Old age must be slowing Steve down, because Enlightenment Now is not even clever – he misrepresents almost every enlightenment thinker he cites, most notably Adam Smith.

That being said, “absolute poverty” is kind of like “GDP”… it’s a perfectly valid thing, as measures go. But if someone tells you that “Country X is doing great, because the GDP was THIS high”, the hidden question there is, "Great! But where is the product, and who has it? Nobody is questioning that it is actually that high. The measure is fine!

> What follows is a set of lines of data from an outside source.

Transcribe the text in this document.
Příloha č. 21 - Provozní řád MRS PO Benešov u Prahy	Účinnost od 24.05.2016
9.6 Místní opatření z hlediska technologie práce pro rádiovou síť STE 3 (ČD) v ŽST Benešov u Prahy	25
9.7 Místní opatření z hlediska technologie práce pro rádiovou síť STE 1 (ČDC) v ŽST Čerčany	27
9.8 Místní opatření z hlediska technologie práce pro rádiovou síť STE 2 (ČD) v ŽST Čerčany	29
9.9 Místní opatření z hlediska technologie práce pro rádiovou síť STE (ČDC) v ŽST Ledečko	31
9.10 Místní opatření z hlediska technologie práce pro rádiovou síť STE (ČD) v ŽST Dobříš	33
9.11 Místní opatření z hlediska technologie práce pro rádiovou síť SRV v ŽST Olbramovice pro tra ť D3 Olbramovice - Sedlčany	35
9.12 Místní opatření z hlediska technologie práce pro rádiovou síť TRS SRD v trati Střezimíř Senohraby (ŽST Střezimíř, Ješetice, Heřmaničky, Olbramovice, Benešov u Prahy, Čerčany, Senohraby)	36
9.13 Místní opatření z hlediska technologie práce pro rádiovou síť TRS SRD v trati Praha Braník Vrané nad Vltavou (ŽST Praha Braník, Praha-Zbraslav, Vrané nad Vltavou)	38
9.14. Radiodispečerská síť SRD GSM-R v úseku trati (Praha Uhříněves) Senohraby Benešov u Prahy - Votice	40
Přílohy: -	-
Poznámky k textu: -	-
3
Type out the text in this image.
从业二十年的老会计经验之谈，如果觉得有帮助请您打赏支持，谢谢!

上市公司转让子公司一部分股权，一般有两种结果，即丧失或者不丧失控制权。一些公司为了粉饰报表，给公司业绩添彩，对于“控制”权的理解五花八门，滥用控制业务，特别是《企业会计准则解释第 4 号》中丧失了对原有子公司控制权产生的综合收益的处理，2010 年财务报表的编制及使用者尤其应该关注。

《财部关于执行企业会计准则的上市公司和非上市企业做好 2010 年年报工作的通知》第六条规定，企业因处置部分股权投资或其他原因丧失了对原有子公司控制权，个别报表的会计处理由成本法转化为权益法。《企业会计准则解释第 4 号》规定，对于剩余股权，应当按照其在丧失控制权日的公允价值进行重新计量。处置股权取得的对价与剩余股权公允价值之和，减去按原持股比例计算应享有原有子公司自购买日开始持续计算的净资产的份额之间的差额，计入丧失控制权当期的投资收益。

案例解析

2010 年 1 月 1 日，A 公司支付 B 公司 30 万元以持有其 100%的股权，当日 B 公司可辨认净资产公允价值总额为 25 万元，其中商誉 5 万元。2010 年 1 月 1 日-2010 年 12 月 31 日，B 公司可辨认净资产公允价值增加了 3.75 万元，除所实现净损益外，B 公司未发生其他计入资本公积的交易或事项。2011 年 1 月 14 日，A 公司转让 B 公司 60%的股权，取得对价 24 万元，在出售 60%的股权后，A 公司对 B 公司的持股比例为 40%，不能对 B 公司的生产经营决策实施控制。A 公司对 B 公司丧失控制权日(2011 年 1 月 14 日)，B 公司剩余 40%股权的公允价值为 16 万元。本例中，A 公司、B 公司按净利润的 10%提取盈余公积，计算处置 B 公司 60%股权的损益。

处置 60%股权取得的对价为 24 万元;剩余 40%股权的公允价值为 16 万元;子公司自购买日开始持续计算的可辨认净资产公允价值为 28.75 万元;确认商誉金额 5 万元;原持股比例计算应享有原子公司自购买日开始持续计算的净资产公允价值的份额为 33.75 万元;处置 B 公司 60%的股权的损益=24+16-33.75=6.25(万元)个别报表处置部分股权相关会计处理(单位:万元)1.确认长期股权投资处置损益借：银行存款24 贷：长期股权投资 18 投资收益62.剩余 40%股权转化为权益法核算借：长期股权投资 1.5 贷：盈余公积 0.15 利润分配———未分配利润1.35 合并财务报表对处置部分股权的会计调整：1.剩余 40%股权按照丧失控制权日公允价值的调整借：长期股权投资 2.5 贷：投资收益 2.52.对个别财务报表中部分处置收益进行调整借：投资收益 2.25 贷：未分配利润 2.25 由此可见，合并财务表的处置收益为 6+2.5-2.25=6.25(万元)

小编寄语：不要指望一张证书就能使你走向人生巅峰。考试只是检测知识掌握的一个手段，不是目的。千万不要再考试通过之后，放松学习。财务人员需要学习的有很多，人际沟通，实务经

I don’t think there is anything wrong with being concerned about our families! In fact, I would say there is something wrong with you if you were not concerned. But that does not mean you can’t be concerned about others’ families. The concern is in the same direction obviously! Think of it like this: unless you are demanding that they shut down every public school, and give the funds to a private school where your children will have five horses and three elephants as after school activity, while your neighbour’s kids scourge for breadcrumbs… which I highly doubt you will ever demand… your demand would be something like this: “I want a better education system for my kids”, and since I live next door, you’re already demanding better education for my kids too. That’s the normal structure along which a society works.

What’s abnormal is when someone demands that a few people have horses and elephants, to continue that metaphor, while most have to chose between going to college and getting health care! It doesn’t matter if the rest are not starving on the streets! That’s not the measure of a functioning society! That is the bare minimum, of course, and it is better than starving! Absolutely! But that does not mean it is good enough! Nor that demanding something on top of two bread-meals a day (like the right to education and health care), in a society where some people have the ability to burn money, is unreasonable!

That’s how I define privilege – the demand that I have the right to dictate what’s enough for you (irrespective of what you may or may not have), because such demands are rooted in the knowledge that while we both have some, I have a LOT MORE than I would ever need while you have a LOT LESS than you actually should!

2 Likes

You flatter me too much, I’ve just watched a TED talk or two :smiley:

Interesting points and discourse, food for thought. Thanks for the reply :slight_smile:

1 Like

Thanks for the interesting conversation!